The City as a classroom

Coming to New York I moved backwards in time, dropping the white blanket of Canadian Winter for the russet-brown wrap of late Fall, grass still on ground, dark yellow leaves clinging, here and there to trees, an absence of conifers; the barometer above 0.

My 8th floor window at International House looks out on a small park; the majestic profile of Riverside church; the colossal dome of General Grant’s mausoleum – a silent sentinel – looking down on a stream of cars on Riverside Drive, and the river; the river that opens up the possibility of life and connects it to the infinite sky. Not my idea of Manhattan of the wall-to-wall high rise buildings, and a certain, peculiarly urban ugliness. (Yah, yah, there are many stunning buildings.)

The view makes up somewhat for the pocket handkerchief sized room. Rooms are kept deliberately tiny to tease students out of them, into orchestrated social and cultural activities, I am informed. Sigh!

The program, Cities in the 21st Century, is a whirlwind of activities, both studious and social, comprising of many planning meetings (a necessary evil), tedious “house-keeping” and inspiring guest lectures and site visits; a perfect storm of faces, places, ideas, images, concepts, theories, activism and actualisations. It is an intense experience, both exciting and draining.

The students, all 33 of them, are a wonderful surprise, each with a distinct personality that emerges slowly, in some cases. They are intelligent, thoughtful, articulate, nice, friendly, enthusiastic and energetic. And most importantly, though they seem pragmatic overall, have not yet had all idealism drained out of them! Nevertheless, I go to my first ever undergraduate “session” teaching Urban Politics and Development feeling hyper and apprehensive, but it comes off OK.

On the NY subway (a student describes it as the World’s Fair), which seems to take forever to get to Brooklyn, one encounter all manner of eccentrics and buskers and panhandlers who range in their claims from war vets to fundraisers for the homeless! I dish out a few coins noticing that most of my fellow passengers do not. The American flag is painted on the subway cars. “Because we are at war,” a student explains. I don’t get it and add this one to my list of incomprehensions.
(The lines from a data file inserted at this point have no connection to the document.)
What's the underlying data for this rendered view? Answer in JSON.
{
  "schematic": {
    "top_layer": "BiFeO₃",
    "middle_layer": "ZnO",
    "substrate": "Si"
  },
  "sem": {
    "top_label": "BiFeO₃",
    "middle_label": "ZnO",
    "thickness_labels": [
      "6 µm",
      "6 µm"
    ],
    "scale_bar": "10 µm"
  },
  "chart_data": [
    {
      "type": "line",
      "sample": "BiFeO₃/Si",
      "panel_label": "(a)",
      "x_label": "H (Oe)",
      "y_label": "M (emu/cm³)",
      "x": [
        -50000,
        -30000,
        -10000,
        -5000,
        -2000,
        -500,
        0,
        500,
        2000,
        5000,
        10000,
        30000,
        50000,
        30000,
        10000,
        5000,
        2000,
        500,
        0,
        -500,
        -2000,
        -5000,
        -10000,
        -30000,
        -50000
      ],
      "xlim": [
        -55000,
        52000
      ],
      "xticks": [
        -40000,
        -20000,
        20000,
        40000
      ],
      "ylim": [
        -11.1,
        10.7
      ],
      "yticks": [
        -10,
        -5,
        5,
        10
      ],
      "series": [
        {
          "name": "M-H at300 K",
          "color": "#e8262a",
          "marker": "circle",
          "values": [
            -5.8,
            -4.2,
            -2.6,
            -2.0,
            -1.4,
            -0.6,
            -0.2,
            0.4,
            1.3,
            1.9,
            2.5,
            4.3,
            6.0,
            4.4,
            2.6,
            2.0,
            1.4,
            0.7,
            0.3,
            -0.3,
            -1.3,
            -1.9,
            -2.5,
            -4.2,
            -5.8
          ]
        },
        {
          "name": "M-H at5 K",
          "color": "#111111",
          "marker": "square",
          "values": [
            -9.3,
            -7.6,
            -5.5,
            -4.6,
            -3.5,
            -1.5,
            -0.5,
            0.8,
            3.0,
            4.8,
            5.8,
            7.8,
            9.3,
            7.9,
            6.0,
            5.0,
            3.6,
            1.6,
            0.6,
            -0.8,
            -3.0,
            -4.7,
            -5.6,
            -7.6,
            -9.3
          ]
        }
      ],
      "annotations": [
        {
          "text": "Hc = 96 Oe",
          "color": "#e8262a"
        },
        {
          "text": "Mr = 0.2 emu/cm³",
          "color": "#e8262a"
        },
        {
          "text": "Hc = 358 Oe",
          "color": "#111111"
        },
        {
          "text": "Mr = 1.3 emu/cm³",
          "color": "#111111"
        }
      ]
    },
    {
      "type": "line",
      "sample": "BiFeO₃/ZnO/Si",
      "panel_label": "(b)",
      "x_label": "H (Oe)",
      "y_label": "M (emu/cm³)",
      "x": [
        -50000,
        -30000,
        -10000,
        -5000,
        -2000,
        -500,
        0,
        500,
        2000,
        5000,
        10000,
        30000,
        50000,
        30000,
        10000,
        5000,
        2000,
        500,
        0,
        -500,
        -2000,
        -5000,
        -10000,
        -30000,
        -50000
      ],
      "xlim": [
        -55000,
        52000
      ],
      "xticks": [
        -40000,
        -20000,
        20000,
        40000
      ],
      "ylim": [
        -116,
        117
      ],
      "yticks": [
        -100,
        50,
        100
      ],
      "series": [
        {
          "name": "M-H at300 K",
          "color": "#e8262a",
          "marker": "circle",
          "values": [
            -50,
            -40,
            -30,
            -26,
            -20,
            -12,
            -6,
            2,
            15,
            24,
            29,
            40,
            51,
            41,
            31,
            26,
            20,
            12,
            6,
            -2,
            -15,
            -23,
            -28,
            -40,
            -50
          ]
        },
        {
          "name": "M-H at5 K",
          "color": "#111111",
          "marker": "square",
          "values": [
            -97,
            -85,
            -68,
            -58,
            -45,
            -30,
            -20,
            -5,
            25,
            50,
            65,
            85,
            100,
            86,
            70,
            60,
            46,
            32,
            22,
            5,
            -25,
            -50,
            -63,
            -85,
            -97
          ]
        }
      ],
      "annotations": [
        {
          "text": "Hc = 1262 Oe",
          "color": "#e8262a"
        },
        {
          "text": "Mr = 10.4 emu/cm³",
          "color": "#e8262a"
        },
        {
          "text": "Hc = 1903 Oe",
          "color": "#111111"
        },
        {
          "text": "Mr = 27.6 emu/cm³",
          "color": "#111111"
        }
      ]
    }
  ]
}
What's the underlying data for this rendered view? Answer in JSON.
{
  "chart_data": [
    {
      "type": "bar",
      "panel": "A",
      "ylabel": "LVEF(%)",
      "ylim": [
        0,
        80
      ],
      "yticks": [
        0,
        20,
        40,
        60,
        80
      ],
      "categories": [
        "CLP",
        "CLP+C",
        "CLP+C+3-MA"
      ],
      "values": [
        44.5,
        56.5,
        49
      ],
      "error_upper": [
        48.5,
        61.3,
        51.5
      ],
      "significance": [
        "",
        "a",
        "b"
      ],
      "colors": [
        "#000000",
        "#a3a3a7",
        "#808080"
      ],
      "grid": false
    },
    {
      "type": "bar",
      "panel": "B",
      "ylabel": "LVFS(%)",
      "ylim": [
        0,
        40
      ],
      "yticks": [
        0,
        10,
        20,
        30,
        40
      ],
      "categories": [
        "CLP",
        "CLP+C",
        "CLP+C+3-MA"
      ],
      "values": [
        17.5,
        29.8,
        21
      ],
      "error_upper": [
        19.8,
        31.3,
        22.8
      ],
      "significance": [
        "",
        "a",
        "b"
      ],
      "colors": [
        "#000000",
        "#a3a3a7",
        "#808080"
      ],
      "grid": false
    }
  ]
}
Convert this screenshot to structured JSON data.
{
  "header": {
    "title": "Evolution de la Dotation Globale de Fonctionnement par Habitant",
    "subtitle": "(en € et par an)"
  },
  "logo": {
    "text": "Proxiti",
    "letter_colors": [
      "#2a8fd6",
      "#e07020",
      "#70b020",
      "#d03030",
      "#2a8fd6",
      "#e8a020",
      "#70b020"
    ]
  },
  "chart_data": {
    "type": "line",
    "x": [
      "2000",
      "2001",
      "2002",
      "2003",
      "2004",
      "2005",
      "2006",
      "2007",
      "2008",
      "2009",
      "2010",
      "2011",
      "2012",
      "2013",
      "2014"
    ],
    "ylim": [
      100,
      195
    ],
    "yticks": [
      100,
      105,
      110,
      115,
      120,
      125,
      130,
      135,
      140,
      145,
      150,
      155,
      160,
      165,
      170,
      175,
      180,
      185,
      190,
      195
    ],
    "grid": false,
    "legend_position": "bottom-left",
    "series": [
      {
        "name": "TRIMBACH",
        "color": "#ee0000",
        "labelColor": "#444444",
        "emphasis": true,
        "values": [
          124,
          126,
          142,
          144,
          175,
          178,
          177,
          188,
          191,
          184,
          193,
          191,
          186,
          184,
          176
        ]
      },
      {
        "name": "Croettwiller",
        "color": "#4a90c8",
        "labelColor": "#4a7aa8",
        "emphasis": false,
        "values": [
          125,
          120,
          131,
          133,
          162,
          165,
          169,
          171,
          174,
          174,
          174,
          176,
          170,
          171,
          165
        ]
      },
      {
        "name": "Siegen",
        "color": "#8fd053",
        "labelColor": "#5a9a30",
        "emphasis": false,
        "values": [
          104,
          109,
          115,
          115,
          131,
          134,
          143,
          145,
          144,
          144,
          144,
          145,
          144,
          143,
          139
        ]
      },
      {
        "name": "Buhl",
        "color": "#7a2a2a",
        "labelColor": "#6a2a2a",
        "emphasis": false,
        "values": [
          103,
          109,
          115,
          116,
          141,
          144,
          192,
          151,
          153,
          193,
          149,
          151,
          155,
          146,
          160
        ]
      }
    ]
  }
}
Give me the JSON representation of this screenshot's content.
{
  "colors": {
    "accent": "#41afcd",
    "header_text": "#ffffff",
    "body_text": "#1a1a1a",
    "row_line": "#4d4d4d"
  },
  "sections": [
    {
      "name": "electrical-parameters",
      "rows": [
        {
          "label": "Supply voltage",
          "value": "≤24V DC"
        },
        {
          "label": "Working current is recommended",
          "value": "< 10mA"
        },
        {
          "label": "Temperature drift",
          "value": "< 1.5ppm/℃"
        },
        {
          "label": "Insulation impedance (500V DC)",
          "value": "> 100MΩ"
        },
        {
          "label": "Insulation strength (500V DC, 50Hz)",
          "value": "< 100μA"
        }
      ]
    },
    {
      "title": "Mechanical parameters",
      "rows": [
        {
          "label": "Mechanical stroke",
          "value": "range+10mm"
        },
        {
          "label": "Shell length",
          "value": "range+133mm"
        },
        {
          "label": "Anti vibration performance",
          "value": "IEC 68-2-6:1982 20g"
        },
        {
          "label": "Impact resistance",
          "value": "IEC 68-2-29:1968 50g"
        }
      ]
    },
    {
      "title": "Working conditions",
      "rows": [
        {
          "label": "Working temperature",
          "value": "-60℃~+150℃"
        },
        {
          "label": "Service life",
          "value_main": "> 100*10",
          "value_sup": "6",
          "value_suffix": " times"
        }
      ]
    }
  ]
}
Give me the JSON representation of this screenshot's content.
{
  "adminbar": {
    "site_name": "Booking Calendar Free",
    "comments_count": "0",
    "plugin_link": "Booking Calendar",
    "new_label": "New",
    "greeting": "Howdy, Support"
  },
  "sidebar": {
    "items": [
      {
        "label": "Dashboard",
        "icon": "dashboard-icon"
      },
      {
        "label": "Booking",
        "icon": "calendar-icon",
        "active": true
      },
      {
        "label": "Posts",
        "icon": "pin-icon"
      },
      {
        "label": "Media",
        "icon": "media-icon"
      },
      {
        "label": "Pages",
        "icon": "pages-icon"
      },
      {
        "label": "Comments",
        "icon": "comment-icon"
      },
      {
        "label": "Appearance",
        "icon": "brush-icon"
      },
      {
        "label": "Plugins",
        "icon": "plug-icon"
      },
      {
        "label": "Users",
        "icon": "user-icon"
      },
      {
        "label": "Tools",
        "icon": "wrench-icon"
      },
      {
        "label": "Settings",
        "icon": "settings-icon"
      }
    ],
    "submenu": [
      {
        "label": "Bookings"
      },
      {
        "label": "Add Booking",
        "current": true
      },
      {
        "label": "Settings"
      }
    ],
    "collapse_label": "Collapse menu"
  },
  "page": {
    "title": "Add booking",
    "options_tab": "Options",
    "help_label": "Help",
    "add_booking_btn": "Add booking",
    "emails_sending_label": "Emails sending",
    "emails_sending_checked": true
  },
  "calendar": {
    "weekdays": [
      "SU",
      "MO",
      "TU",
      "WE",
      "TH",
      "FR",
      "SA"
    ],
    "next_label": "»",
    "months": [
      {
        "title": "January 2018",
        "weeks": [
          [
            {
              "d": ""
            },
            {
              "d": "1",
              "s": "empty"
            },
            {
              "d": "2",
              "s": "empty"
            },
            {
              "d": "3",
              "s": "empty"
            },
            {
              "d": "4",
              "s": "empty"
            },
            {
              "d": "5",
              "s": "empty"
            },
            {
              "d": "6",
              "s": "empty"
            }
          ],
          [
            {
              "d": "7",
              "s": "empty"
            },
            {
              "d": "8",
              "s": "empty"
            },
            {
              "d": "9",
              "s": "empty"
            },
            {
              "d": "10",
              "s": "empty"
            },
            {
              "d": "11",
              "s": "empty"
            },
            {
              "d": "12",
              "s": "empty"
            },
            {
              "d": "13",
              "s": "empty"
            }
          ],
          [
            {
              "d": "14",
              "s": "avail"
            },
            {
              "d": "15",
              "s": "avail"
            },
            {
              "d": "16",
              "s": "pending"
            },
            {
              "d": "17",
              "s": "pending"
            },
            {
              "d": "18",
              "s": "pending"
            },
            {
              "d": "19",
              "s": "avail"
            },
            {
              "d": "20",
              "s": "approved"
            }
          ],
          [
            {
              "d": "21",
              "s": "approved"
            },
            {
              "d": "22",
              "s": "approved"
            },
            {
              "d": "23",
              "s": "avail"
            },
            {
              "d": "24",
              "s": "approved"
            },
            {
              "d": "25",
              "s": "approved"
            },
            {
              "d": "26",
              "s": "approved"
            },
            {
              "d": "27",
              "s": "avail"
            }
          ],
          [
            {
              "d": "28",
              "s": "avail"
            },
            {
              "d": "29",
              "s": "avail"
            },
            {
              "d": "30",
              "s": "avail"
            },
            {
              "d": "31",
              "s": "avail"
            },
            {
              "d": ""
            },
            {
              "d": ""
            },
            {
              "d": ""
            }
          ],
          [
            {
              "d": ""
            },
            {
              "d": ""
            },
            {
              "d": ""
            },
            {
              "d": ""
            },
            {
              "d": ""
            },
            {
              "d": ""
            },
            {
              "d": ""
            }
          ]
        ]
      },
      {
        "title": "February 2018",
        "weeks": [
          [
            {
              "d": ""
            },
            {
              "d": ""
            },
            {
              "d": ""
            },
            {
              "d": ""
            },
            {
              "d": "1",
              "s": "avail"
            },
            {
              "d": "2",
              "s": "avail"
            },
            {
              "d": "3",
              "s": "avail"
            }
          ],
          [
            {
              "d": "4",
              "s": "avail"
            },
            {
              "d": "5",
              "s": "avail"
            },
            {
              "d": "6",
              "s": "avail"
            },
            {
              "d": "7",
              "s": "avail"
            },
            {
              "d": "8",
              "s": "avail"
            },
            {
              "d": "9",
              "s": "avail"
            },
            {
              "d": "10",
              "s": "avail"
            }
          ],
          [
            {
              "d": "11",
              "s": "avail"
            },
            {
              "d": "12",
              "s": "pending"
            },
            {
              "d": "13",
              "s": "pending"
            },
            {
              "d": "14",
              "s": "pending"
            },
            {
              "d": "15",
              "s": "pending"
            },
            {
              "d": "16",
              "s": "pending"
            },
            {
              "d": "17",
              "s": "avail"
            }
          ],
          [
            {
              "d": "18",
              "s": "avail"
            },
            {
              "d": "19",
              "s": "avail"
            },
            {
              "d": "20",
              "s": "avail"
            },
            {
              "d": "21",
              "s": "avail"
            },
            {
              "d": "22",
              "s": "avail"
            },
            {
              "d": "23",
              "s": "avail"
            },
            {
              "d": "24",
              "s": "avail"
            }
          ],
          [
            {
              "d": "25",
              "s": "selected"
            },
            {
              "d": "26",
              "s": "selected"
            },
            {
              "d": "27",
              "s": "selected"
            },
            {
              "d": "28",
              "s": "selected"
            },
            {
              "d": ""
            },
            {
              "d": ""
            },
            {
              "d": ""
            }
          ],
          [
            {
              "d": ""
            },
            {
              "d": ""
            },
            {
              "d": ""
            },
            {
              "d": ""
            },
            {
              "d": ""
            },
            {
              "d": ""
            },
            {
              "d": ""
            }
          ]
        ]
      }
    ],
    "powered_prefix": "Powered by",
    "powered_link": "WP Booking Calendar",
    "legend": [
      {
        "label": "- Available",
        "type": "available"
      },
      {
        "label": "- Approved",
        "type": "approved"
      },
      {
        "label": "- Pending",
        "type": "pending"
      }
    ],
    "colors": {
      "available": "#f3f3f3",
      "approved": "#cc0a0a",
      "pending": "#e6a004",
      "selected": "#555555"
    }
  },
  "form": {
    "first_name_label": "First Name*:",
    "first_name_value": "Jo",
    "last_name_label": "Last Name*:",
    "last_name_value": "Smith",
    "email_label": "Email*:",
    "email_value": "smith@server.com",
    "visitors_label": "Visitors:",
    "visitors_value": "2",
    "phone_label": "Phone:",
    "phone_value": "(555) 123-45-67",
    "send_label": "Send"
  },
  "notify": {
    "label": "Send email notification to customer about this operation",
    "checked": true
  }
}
We are exposed to a range of civil society and municipal actors, including briefly the UN. What comes through for me is the knowledge, conviction and dedication of the people who work here (Americans tell it like it is more than Canadians – which is just great!) and the understanding that it is very challenging to run a functional mega city.

I am also delighted to have free courses in urban planning and urban anthropology. (The disciplines my two colleagues teach.) What’s more, I don’t have any homework. Who said the world was fair?

My last images are of two Latin American men systematically sifting through garbage bags, piled high around I-House, in this city of immigrants. And anxiously admiring row upon row of beautifully lit up trees en route to the airport – how much would these contribute to climate change?!

On the plane to Sao Paulo I read all about the iconic J.D. Salinger in the New York Times. He has just passed away. I too fell under the spell of “Catcher in the rye” as a young woman. Did you?